Understanding how genetic variants disrupt kidney development is critical for uncovering the mechanisms underlying congenital kidney diseases. Join Rachel Miller and Adrian Romero Mora from the Miller Lab as they share how their team uses HCR™ technology and the vertebrate model Xenopus laevis to investigate nephron development and model human kidney disorders.

The embryonic frog kidney, known as the pronephros, contains a single nephron with conserved segmentation and cell types, providing a simple and powerful system for studying nephrogenesis. In this webinar, the Miller Lab will demonstrate how HCR™ imaging enables visualization of gene expression within the developing kidney and mapping of transcripts to specific nephron segments.
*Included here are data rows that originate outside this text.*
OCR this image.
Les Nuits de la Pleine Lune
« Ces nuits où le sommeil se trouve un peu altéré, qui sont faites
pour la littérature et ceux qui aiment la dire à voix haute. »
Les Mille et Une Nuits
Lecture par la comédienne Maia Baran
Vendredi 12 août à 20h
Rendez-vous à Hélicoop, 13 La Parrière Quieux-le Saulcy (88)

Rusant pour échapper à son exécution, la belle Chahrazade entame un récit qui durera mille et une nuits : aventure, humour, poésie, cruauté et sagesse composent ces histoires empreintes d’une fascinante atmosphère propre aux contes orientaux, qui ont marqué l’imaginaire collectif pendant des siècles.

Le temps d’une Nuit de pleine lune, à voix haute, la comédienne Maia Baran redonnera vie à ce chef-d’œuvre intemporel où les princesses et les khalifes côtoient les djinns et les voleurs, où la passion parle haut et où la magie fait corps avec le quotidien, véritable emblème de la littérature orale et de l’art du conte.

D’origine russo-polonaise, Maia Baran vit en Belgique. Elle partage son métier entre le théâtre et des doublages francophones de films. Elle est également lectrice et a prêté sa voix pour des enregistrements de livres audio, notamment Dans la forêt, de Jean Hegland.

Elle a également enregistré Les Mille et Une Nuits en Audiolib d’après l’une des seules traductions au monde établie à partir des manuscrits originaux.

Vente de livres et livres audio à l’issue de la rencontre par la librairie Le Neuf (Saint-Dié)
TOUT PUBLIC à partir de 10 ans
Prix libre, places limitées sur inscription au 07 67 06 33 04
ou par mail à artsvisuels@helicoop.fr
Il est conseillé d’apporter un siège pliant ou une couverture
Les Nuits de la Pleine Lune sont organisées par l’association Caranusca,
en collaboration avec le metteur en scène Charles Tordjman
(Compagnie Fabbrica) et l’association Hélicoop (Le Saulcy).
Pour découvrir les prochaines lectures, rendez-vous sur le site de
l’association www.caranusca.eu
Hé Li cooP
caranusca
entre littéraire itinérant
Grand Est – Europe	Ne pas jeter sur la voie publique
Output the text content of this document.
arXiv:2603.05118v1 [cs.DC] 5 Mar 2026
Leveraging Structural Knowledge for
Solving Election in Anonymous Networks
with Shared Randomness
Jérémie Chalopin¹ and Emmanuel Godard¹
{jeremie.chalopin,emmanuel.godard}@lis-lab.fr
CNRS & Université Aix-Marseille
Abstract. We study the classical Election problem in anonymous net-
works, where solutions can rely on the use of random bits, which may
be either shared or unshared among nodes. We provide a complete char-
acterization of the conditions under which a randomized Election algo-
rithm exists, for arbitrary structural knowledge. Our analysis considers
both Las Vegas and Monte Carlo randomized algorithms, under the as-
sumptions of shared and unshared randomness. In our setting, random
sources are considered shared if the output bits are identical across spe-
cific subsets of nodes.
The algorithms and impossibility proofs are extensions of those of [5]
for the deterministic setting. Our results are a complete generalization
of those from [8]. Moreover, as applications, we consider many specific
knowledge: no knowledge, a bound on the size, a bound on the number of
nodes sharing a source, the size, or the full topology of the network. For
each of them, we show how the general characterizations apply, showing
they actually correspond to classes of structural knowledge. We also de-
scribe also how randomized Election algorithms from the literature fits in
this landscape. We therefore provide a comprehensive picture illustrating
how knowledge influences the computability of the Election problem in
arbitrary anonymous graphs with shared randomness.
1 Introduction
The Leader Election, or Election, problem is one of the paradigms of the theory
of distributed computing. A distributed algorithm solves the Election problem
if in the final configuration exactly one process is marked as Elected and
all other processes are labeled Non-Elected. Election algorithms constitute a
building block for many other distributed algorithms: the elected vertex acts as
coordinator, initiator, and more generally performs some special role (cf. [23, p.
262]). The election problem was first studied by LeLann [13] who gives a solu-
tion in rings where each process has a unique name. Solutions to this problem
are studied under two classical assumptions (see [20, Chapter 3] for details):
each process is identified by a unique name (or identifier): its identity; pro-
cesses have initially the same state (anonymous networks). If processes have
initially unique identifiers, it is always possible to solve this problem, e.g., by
They will highlight their work examining the developmental role of TP53, where HCR™ imaging revealed spatial gene expression across kidney cell types and helped demonstrate how pathogenic TP53 variants disrupt kidney morphogenesis in a Xenopus model of Li-Fraumeni syndrome. The presenters will also share ongoing research using HCR™-based segmentation of the nephron to investigate how genes associated with congenital anomalies of the kidney and urinary tract (CAKUT) affect nephron patterning.

Together, these studies illustrate how spatial transcriptomic tools can be applied in vertebrate models to connect gene function, tissue patterning, and human disease.